Building platforms that foster growing sustainability; are organisational designs geared to support adaptation? How is innovation to be nurtured? 

It is unlikely that an optimal supply chain design will emerge that will hold for decades; there are simply too many factors in play. Supply chain strategies that perhaps lay untouched for years will now need regular oversight. An iterative journey will be required to recover and then develop sustainable supply chain performance.  


‘Forewarned is forearmed’. The benefits of sharing data and information across supply networks is well-documented in supply chain management. The technical means have been around for some time. Perhaps what is striking is the extent that more traditional, transactional relationships still prevail. Both Covid and more locally, Brexit, are giving additional impetus to move forward with digital transformations and for solutions that enhance visibility of stock and order movements across supply chains. 

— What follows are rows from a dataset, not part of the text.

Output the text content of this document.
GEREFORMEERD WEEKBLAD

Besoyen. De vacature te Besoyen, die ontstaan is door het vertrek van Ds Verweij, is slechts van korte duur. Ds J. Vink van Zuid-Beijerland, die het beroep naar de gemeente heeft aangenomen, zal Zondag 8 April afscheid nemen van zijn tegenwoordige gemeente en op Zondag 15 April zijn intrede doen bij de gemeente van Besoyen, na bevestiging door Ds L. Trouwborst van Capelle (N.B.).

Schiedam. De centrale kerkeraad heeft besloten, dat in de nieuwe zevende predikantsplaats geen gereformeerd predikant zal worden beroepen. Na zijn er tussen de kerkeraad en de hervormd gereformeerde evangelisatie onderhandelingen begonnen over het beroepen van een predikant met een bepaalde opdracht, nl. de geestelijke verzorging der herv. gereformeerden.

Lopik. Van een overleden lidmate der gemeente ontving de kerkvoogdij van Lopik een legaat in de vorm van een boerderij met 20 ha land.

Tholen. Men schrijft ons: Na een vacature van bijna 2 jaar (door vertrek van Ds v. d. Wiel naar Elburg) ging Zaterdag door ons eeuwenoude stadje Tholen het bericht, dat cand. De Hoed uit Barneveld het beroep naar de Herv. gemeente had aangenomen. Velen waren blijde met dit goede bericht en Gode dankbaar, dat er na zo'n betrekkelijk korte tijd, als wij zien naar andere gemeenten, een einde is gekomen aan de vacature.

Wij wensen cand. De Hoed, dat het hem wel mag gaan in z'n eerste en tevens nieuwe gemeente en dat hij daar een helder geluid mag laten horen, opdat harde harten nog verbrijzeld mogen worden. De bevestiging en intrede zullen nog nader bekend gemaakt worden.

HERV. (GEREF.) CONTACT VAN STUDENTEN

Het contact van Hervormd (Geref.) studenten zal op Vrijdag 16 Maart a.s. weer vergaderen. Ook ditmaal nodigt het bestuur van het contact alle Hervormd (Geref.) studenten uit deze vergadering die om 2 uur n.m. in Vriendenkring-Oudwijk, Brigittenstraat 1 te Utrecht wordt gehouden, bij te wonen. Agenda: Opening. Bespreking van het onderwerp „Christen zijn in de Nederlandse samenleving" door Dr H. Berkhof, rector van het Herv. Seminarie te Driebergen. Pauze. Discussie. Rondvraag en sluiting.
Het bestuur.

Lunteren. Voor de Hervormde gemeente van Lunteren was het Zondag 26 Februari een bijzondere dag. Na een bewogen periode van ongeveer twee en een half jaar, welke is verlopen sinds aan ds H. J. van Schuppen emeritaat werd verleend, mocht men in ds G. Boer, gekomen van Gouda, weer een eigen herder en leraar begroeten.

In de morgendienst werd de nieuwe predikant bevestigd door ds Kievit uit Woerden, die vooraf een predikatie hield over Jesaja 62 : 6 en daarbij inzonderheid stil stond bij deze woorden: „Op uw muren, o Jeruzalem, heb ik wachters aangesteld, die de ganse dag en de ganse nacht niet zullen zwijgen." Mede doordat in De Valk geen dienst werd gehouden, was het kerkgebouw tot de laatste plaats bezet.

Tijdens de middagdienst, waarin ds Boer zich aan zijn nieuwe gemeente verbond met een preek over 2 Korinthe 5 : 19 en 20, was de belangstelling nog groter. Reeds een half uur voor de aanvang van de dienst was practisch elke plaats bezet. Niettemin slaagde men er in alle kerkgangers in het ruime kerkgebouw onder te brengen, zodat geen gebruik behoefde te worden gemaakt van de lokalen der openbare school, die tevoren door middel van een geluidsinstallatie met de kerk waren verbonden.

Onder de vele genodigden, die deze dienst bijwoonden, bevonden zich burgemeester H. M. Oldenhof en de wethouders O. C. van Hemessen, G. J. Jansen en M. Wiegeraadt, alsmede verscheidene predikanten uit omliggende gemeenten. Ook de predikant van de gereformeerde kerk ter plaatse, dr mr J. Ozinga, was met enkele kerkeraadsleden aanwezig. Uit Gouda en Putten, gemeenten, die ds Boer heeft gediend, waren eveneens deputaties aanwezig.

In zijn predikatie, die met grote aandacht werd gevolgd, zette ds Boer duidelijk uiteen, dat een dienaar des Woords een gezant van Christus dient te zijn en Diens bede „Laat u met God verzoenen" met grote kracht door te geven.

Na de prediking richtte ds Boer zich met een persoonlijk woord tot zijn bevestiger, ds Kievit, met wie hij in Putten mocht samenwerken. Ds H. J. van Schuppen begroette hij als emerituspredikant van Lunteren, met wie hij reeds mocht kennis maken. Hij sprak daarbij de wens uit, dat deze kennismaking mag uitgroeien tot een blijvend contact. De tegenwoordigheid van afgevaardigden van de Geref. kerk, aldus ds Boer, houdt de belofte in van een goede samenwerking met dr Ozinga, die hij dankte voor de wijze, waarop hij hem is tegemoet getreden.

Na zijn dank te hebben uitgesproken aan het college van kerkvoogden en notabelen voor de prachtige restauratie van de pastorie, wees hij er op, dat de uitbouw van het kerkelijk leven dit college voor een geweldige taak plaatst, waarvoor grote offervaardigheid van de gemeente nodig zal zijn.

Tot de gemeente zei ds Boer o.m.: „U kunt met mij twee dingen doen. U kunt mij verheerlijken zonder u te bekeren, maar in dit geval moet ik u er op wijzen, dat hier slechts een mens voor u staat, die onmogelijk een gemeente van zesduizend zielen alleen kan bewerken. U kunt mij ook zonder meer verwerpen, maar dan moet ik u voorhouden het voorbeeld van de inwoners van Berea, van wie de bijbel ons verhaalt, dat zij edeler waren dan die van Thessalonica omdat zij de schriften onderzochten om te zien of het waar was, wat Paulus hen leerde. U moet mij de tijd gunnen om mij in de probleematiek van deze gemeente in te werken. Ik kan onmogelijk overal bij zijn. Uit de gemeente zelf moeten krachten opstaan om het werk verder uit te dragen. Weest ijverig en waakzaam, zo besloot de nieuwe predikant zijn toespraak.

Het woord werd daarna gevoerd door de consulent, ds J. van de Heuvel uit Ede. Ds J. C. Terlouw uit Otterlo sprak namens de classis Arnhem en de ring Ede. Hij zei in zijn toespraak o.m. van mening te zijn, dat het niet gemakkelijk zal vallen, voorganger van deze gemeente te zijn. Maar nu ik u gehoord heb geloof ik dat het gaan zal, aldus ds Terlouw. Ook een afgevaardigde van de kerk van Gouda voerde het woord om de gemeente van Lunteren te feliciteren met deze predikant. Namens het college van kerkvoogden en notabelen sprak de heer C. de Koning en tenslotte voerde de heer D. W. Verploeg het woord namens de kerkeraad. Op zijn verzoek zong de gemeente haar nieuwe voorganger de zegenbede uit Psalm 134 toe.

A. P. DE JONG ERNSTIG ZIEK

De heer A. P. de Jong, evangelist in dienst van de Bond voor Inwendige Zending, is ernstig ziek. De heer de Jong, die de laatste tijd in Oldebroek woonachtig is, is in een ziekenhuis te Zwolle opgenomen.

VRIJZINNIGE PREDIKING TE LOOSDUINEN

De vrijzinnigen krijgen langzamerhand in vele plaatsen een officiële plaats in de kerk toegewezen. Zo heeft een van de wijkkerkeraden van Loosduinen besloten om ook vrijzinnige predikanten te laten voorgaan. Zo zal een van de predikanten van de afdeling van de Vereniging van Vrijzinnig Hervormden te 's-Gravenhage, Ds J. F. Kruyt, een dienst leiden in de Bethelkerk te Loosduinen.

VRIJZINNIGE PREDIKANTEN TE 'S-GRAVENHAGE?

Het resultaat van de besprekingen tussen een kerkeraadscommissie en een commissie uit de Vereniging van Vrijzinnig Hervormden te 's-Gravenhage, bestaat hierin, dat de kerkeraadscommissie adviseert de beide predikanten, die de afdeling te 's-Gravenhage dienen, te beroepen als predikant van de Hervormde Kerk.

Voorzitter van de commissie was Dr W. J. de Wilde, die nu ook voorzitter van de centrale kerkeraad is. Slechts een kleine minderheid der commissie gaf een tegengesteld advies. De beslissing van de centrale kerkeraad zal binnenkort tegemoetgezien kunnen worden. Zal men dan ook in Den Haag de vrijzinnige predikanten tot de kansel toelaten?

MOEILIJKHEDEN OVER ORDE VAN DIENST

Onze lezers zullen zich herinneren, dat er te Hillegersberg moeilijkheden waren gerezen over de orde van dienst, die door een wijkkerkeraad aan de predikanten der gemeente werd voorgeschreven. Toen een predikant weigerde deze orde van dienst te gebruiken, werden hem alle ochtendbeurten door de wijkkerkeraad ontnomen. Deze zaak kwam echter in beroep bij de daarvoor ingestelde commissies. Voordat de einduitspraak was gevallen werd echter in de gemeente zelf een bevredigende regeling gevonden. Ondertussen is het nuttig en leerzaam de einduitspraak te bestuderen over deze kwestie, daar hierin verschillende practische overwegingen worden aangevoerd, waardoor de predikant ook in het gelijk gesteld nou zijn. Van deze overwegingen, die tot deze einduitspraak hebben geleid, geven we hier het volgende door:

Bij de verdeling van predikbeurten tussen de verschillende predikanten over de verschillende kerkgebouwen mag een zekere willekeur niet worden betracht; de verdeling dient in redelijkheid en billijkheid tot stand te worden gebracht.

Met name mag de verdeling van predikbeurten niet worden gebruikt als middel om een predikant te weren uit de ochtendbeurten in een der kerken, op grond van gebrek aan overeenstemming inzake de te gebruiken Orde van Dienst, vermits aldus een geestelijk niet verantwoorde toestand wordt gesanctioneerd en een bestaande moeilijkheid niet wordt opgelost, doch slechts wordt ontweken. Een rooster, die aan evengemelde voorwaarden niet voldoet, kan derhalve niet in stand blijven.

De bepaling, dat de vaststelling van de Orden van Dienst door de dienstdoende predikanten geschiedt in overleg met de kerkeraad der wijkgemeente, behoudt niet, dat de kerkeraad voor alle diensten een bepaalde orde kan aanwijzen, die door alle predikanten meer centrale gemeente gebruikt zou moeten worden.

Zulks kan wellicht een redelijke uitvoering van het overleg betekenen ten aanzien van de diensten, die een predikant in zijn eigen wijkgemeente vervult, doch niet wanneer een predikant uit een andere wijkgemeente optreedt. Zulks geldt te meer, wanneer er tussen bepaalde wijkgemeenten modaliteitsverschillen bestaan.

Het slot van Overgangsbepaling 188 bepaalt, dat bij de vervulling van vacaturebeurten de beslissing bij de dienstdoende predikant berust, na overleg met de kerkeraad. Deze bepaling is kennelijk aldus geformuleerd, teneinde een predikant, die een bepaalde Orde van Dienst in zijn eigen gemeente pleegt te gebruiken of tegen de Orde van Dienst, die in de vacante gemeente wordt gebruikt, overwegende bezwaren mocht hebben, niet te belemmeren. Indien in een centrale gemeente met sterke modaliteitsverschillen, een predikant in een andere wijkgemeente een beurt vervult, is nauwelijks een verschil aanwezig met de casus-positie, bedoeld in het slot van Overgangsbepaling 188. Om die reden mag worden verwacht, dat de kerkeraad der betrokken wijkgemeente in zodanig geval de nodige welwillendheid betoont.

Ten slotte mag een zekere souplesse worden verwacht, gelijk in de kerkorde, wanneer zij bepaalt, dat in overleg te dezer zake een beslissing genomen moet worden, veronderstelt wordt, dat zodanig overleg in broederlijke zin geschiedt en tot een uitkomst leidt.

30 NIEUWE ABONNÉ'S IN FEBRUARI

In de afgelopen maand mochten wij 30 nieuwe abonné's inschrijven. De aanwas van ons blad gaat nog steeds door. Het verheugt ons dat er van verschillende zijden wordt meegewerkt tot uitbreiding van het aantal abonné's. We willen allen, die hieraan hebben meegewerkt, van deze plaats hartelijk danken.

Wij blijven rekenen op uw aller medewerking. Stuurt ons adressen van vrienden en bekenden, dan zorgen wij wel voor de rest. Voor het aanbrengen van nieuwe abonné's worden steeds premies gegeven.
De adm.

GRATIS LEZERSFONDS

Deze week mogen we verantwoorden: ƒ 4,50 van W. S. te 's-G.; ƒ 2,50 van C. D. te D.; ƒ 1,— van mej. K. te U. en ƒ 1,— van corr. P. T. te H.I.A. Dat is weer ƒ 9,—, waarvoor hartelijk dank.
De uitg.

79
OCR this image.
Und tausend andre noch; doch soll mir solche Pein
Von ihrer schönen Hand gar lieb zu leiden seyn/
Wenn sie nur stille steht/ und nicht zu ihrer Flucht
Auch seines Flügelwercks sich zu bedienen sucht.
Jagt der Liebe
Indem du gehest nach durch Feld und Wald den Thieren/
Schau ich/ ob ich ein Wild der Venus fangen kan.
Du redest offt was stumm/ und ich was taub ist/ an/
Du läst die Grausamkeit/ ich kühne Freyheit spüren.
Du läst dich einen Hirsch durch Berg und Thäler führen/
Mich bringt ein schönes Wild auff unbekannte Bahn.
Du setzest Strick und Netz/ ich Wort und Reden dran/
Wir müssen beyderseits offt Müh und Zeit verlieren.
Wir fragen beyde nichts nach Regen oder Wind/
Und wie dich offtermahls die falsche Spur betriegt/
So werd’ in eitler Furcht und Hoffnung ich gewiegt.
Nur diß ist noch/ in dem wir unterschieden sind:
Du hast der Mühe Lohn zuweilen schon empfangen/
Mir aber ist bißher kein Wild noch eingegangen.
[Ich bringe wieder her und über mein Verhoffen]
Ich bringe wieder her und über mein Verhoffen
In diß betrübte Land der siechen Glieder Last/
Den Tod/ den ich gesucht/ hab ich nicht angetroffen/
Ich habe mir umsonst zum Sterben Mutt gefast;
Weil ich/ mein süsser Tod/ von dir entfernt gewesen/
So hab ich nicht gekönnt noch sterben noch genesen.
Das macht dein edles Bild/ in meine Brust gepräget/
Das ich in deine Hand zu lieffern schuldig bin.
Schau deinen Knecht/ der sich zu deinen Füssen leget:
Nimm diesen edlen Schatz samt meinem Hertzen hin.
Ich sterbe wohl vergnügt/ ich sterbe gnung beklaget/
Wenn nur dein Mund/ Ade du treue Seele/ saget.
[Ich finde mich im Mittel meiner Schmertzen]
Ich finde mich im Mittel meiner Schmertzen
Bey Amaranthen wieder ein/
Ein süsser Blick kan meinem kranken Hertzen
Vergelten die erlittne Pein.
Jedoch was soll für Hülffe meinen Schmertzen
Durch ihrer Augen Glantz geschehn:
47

Understanding both the opportunities offered by improved data capture and sharing, and the risks of service fractures, can help to prioritise digital transformation efforts. Thinking in terms of a network instead of a simple chain is a fundamental starting point. It means moving beyond the immediate next tier and qualifying the extended network. A view of the immediate tier of suppliers should be expanded, ideally in collaboration with these businesses, to qualify points in the network (nodes) and assess their criticality. Assessing the data that is captured at critical nodes and if and how it is subsequently used and communicated can qualify the key connections between nodes that require, and will benefit from, digital connectivity. 

Qualifying risk across a supply network can be time consuming and difficult. That said, using artificial intelligence (AI) based analytics can provide a step change in capability. Capturing publicly available data and working in collaboration with immediate tier suppliers can quickly help understanding of network connectivity and vulnerabilities. 


Supply chain management is not a departmental function; it is fundamentally about the co-ordination of processes across internal activities and other organisations in a network. Organisational designs along with roles and responsibilities need to be shaped such that they support collaboration and focus teams across the business on common priorities. Incentives and key performance measures are critical in shaping behaviours and resulting actions and should drive alignment. ‘Creative tension’ in performance indicators for commercial and operational teams is a myth that creates unnecessary conflict and often leads to perverse decisions. 

Combining targeted skills training, process oriented organisational structures, and coherent incentives provides a powerful foundation for supply chain excellence. If people are an afterthought, then no technical masterpiece of supply chain design will save the business from struggle and potential failure. 

At the onset of a crisis, immediate actions to try and gain some semblance of control and stability are necessary and understandable. As we start to plot a path forward and resilience plays an increased role in decision making, we have the opportunity to take a more sophisticated, data-driven approach, to reshape supply networks. Prior assumptions and processes that held under relatively benign conditions have been challenged; those businesses that adapt are more unlikely to succeed in a complex, uncertain, and volatile world.